Mailvox: smoke what thou wilt

FS finds it hard to believe I really don’t want to ban anything:

Can you conceive of a chemical that you would ban? Just as an exercise. Define it’s attraction and affects and then say, “Nope, we cant go there.” I bet you can. So it all boils down to a question of degree. The chemicals we have today don’t cross the line for you. You call it recreational drug use, maybe not the best thing but a matter of personnel choice. The drugs we have now crossed my line years ago and I call it national suicide. And I’m glad there are laws against suicide.

You won’t get your way but even if you did there would come a day when the magic in the periodic table would force you to change your tune. I think you know that, but hay it’s Monday, you’ve got to get the column out whether or not you’ve got any good ideas. And by the way, I read that Washington was a little embarrassed about the hemp and tried kept it quiet.
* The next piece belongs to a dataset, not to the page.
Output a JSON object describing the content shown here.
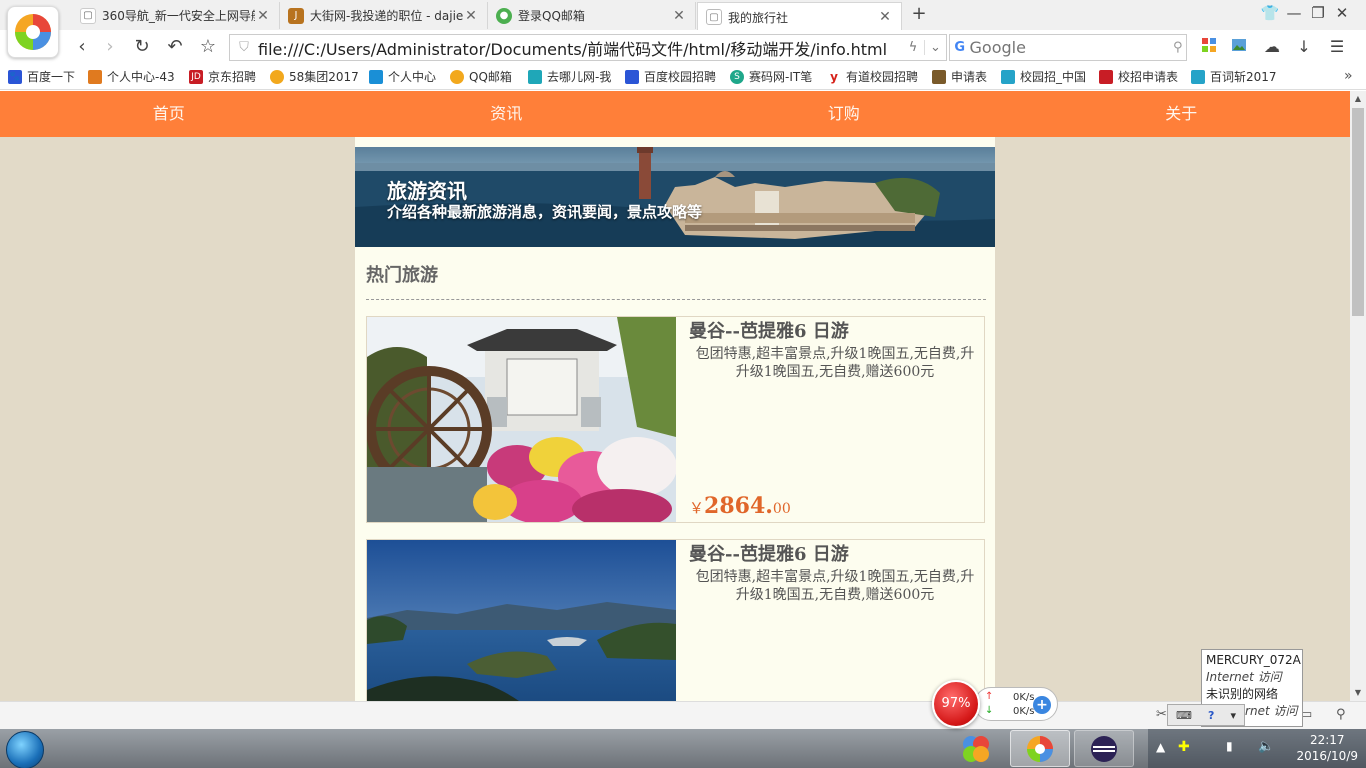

I love your column though, Libertarians are awesome. Libertarians are the true ideological descendents of the founders. I think they are the most hopeful, optimistic and idealistic people in the country. They really believe in the “better angels of our nature”. And in that vein I’d rather have Ron Paul as President than Lincoln, he’s more idealistic and purer. I wish we could live in a libertarian world but we’re addicted to the drugs of selfish partisanship and expedient compromise. Don’t you wish they were prohibited?

No, there is no chemical that I believe should be prohibited from personal consumption. While a theoretical case can be made to prohibit a drug that would directly lead to the inevitable harming of others who did not take it, that’s simply not true of even the most dangerous illegal drugs known today. Nor do I wish to ban either “selfish partisanship” or “expedient compromise”. In that desire to control the behavior of other individuals is the seed of every totalitarian nightmare ever created or contemplated.

I appreciate the kind words, but FS simply doesn’t understand that libertarianism is not an optimistic or idealistic perspective, but rather a pessimistic one. It is also the only rational one. If one does not trust the ability of individuals to control themselves, how does it make sense to place one’s trust in individuals with the power to control others?